O caso dos hospitais é crítico, pois, além dos profissionais, tem os equipamentos que, se não foram adquiridos, precisam ser recuperados depois do longo tempo sem uso. Isso, quando eles já não se tornam obsoletos, necessitando de outra aprovação de verba para adquirir novos. Quando são aprovados, já se torna necessário construir outro hospital, pois o novo já está aos pedaços por falta de manutenção, ou de verba para manutenção, e o problema inteiro se repete!
Mesmo nos tempos despóticos de duas facções, essas recebiam um sustento razoável para manterem a si e aos seus trabalhos. O Clube dos Lordes também era dividido em duas partes, ambas suficientemente renumeradas. Porém, eles levaram ao rei a necessidade de sair da polarização para que os anseios populares fossem melhor canalizados, e, assim, surgiram várias outras facções, cada uma, recebendo as mesmas verbas robustas para seus funcionamentos, com seus respectivos presidentes com incentivos motivadores para compensar o árduo trabalho da negociação que a máquina do reino exige.

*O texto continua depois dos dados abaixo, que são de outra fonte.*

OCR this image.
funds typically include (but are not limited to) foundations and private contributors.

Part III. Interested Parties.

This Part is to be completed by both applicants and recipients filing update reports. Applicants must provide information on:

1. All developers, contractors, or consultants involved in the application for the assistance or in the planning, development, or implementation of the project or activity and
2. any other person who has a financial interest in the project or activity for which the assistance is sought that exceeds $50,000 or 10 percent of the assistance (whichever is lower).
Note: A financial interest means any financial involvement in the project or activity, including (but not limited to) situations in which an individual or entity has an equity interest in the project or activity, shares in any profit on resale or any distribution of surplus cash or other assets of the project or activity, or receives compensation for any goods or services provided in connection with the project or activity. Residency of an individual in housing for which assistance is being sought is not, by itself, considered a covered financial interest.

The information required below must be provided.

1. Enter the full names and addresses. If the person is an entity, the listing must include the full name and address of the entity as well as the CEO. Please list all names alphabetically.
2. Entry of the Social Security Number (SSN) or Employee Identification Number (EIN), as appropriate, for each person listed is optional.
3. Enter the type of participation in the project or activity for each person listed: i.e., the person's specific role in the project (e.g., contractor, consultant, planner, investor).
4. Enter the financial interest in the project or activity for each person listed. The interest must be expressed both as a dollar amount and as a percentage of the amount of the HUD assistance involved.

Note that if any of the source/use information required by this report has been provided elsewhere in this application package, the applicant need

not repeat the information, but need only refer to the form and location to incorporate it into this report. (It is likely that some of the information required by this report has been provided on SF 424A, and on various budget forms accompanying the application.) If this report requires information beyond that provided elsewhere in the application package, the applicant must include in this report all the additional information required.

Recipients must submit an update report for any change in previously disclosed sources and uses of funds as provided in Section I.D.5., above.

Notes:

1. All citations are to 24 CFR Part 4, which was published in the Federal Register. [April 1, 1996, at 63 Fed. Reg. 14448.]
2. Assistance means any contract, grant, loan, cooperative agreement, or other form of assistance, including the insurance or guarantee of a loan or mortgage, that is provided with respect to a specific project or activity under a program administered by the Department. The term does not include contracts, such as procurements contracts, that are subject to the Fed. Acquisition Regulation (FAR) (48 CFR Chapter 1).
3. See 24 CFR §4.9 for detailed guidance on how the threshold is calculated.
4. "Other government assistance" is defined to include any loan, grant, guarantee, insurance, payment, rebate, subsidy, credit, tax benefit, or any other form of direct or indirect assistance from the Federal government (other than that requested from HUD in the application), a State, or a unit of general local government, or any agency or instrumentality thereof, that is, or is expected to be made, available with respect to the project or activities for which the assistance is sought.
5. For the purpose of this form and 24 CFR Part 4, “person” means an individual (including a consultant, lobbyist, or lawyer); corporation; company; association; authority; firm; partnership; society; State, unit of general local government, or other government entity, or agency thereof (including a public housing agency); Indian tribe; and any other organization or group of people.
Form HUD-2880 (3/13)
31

Claro que, para isso, os sacrifícios temporários se tornam necessários!
A negociação mais pesada é saber quem vai fazer parte da facção favorável ou da oposta ao rei. O que se negocia é quem comporá os representantes do povo: dos ministros reais até aos secretários das esferas nacionais, feudais ou municipais. A questão é tão delicada que pode até decidir, de acordo com a partição, quem ficará a favor ou contra o governo, não importando as filosofias a partir das quais essas foram criadas. Para quem vê de fora, não parece que há uma pluralidade de partes, mas sim, a situação e a oposição existindo e formando debates acalorados como no tempo do despotismo.
Os representantes do povo sempre foram escolhidos entre os melhores. Os currículos pessoais e suas comprovações de idoneidade são irrelevantes para o processo. Conta nisso o quanto as facções se fortalecem para representar o povo. Quanto mais fortalecida, mais podem começar, dar continuidade ou terminar as aprovações dos orçamentos para a construção dos benefícios ansiados pela população.
E, como se disse, para cada governo, um orçamento diferente. O rei está preocupado e pensa, erroneamente, em ser despótico como seu pai, para permitir que o Reino de Equinata tenha futuro como Estado. Por enquanto, o reino cresce, de acordo com o que os Lordes apresentam, apoiados pela mídia e pelos que depositam neles fé nas suas atuações.